Y cuando ya pasó mucho
tiempo de este acontecimiento, nuevamente aparecieron
aquellos hombres con forma de ave que se habían retirado
hacia la montaña por un tiempo. Cada mañana descendían,
durante el día pescaban, y a la tarde regresaban a sus
casas.
En ese momento arribó
el zorro sagaz, persona muy mañosa. Se encontró con los
pescadores una mañana y se acercó con la intención de
acompañados. Les preguntó sobre su origen y los hombres
respondieron que provenían del cielo, a donde regresarían
esa misma tarde. El zorro sagaz quiso ir con ellos, pero
enseguida le advirtieron que no tenía alas y por lo tanto no
podría ascender. Sin dudar, él les pidió que le preparasen
algunas plumas para colocárselas; los hombres lo pensaron:
le contestarían más tarde. Pero el zorro insistió,
incansable, hasta que obtuvo un resultado satisfactorio.

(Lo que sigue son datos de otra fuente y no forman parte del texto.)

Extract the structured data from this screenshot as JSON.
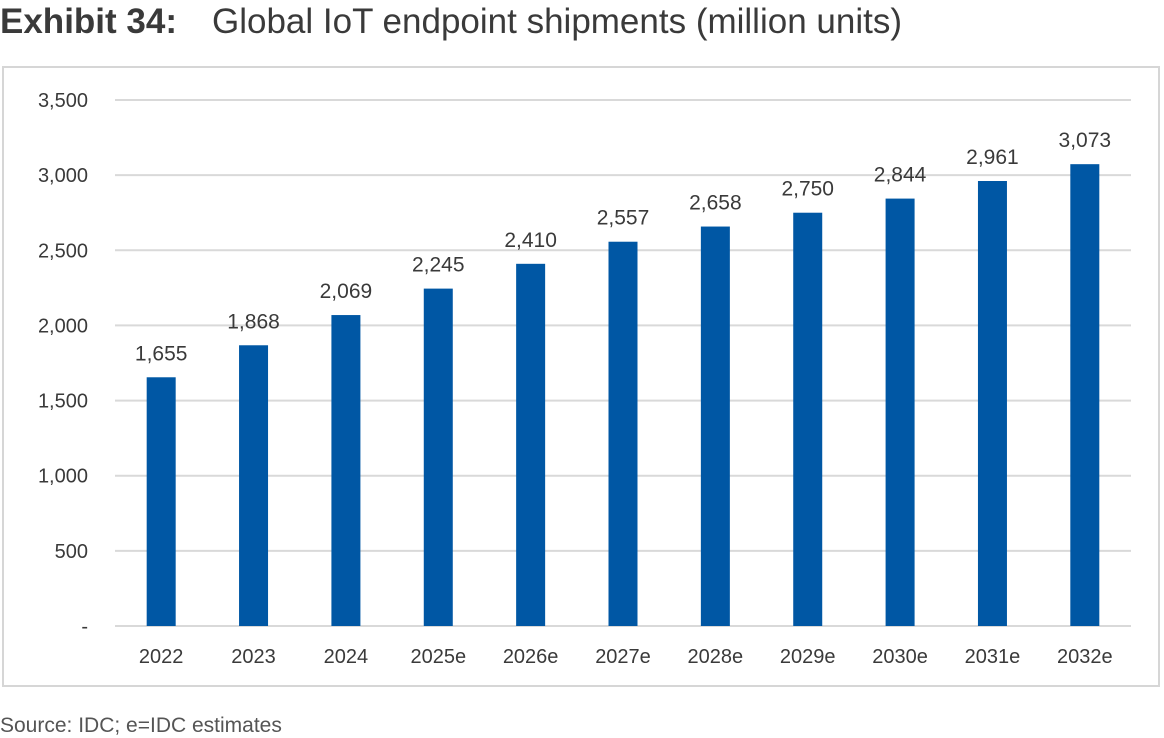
{
  "header": {
    "exhibit_label": "Exhibit 34:",
    "title": "Global IoT endpoint shipments (million units)"
  },
  "footer": {
    "source": "Source: IDC; e=IDC estimates"
  },
  "colors": {
    "bar": "#0057a4",
    "gridline": "#d9d9d9",
    "text": "#3a3a3a",
    "frame": "#d6d6d6"
  },
  "chart_data": {
    "type": "bar",
    "title": "Global IoT endpoint shipments (million units)",
    "xlabel": "",
    "ylabel": "",
    "categories": [
      "2022",
      "2023",
      "2024",
      "2025e",
      "2026e",
      "2027e",
      "2028e",
      "2029e",
      "2030e",
      "2031e",
      "2032e"
    ],
    "values": [
      1655,
      1868,
      2069,
      2245,
      2410,
      2557,
      2658,
      2750,
      2844,
      2961,
      3073
    ],
    "value_labels": [
      "1,655",
      "1,868",
      "2,069",
      "2,245",
      "2,410",
      "2,557",
      "2,658",
      "2,750",
      "2,844",
      "2,961",
      "3,073"
    ],
    "ylim": [
      0,
      3500
    ],
    "yticks": [
      0,
      500,
      1000,
      1500,
      2000,
      2500,
      3000,
      3500
    ],
    "ytick_labels": [
      "-",
      "500",
      "1,000",
      "1,500",
      "2,000",
      "2,500",
      "3,000",
      "3,500"
    ],
    "grid": true,
    "legend": "none"
  }
}
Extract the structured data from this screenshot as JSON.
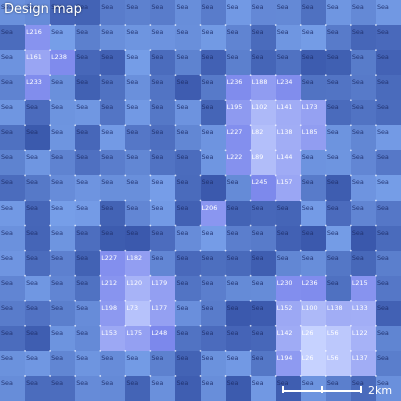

Cada uno de ellos se sacó una pluma y se la entregó. Una a
una, las acomodó y formó un par de alas.
Aseguró que los
acompañaría mientras brincaba, intentando volar.
De repente, en un
salto, se elevó y giró por encima de los hombres sin dejar
de observarlos. Aterrizó con rapidez, orgulloso de su
triunfo.
Después del largo día
de pesca los hombres se prepararon para volver a sus
hogares. El zorro sagaz fue el primero en emprender el
vuelo. Lejos ya de la tierra, el jefe Tuyango -de hermosas
plumas rojas- dio inicio a una costumbre propia de los
pájaros y se arrancó una pluma y la dejó caer hacia la
tierra. Todos repitieron la acción. Para su desgracia, el
zorro se sacó las plumas que más lo hacían volar y comenzó a
perder altura. Alcanzó la tierra y se hizo pedazos.
Una fuene tormenta
sacudió su cuerpo y el zorro sagaz suspiró, recordaba qué
dulce había sido su sueño, y revivió.